Here is the list of all entity types.
Save your work
Rename your notebook (click "Untitled") to something more meaningful, for example, "experiments". Click the "Save" button.
Create .gitignore
file:
work/.ipynb_checkpoints
Run (in the terminal, in the same folder where you created files):
git init
git add .
git commit -m "first commit"
Now you saved your work in the git.
Tutorial
The purpose of those experiments was to show how it is easy to get started. If you want actually learn it you can use this tutorial.
Good luck!
PS
Checkout spaCy universe for more cool projects. spaCy is just one of the tools, you can use any alternative you like, for example, nltk, Stanford CoreNLP, etc.
Photo by Green Chameleon on Unsplash
Top comments (3)
Very interesting! For those of you with Macs running macOS Mojave (or later) who want to try some of this stuff locally without Python, Nalaprop from Eclectic Light is a way to get started... but to get truly deep in it, you will need more advanced tools, such as the set outlined above.
👍
I avoid installing things locally, because I want to test something once and it will sit on my machine forever, that is why Docker is my go to tool (matter of taste). Often (in my cases) running Docker easier and faster (because everything precompiled and configured).

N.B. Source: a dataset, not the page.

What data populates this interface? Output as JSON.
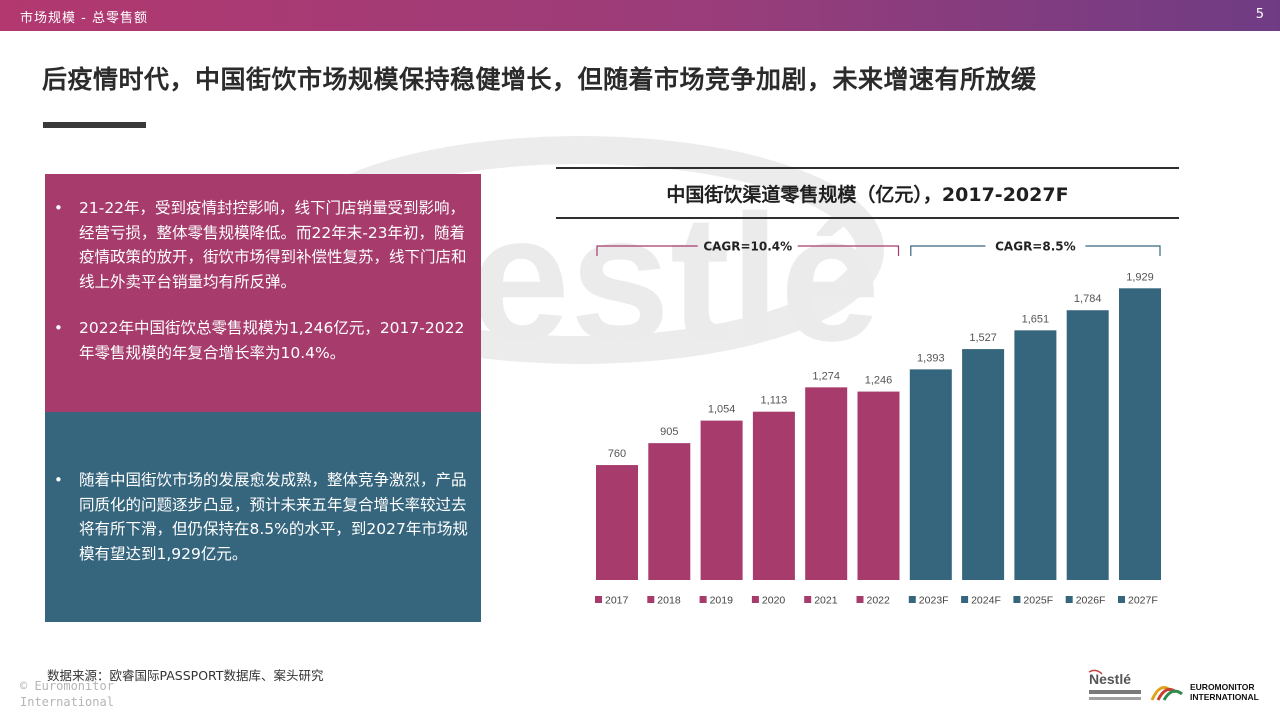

But all above from my own experience.
Thanks for the primer. I took an audit course in machine learning last year. This year I have couple courses on advanced machine learning. As my project I am planning to build a article summary generator. My strategy is create a paragraph summary generator using an API and then implement it in Python. I can use the API as a benchmark for my tool.